For instance, a plot might be listed as “Easily adapted to: Grim and Gritty Fantasy, High Fantasy, Pulp, Romance, Sci-fi, Space Opera, Steampunk, Supers, Swashbuckling, Traditional Fantasy
Tags: (WC) difficult choice, innocent, intrigue,
investigative, politics, social, stealth, tactical planning, travel, twist”. Gives you a pretty good idea of what that one is about, no? And rather different from one that is tagged “Deadline” and “Dungeon Crawl”.

So if you need a steampunk plot, that’s already covered, and if you need a horror plot but want to adapt it for fantasy, the book makes it easy to find one. Which takes us to…

Reason #3: The Index is OMFG Awesome: Too many publishers do a crappy job with indexes these days, but not the gnomes. This is an extremely well-indexed volume, and that alone makes it much more worthwhile. As a reference work, of course it is not the sort book I want to read cover-to-cover. I don’t want to read plot after plot: I just want the right plot when I need it, with a minimum of fuss. And that’s what the tagging and subgenres do, in combination with a linked, completed index. I’ve built indexes, and it’s hard work. Bravo to whoever did the grunt work to make this book much more usable.

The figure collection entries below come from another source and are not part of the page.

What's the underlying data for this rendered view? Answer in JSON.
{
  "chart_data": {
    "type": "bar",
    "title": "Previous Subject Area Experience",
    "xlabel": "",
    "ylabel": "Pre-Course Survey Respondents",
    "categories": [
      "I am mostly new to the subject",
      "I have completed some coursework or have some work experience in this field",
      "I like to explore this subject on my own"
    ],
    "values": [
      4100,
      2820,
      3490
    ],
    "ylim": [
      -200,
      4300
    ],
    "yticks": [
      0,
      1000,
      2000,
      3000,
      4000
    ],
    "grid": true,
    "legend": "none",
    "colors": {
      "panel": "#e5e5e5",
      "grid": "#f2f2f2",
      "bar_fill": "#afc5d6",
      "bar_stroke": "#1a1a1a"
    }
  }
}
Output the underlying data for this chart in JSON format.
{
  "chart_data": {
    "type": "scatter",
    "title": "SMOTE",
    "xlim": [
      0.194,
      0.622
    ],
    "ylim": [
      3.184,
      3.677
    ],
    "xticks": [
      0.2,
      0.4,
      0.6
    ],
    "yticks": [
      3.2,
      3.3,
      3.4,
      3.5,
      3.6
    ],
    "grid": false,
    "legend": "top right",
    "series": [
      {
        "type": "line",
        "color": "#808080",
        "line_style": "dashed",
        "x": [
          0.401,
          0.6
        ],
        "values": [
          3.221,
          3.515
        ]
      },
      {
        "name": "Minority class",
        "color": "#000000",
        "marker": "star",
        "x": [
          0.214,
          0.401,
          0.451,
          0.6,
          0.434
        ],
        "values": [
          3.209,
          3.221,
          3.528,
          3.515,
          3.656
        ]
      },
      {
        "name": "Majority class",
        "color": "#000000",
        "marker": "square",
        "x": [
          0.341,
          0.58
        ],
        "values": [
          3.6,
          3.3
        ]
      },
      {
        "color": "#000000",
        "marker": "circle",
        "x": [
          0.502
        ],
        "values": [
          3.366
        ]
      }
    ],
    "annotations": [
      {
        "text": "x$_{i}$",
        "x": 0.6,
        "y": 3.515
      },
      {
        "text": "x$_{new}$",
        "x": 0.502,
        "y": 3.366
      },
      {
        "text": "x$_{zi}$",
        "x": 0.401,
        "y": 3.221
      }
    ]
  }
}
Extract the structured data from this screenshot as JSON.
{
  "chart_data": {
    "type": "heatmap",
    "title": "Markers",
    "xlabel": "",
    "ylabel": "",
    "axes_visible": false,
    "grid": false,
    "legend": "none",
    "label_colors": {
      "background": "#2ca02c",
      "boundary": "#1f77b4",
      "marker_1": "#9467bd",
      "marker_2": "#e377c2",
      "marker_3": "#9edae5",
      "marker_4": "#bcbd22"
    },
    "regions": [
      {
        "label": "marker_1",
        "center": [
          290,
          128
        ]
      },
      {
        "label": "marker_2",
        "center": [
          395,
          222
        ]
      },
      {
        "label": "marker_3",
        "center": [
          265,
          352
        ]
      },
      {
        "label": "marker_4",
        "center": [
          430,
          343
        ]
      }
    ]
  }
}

You may say to yourself, “But it’s $35! And it’s just plots!” Frankly, if that’s your reaction, you’re probably better off spending your hard-earned gaming dollars on new $35 adventures from WotC or each $84 adventure path in six volumes from Paizo. This satisfies a different gaming itch — Eureka is super rocket fuel for homebrewers.

I recommend it for anyone who would rather roll their own, and whose house campaign could use a twist, a curveball, or a kick in the narrative pants.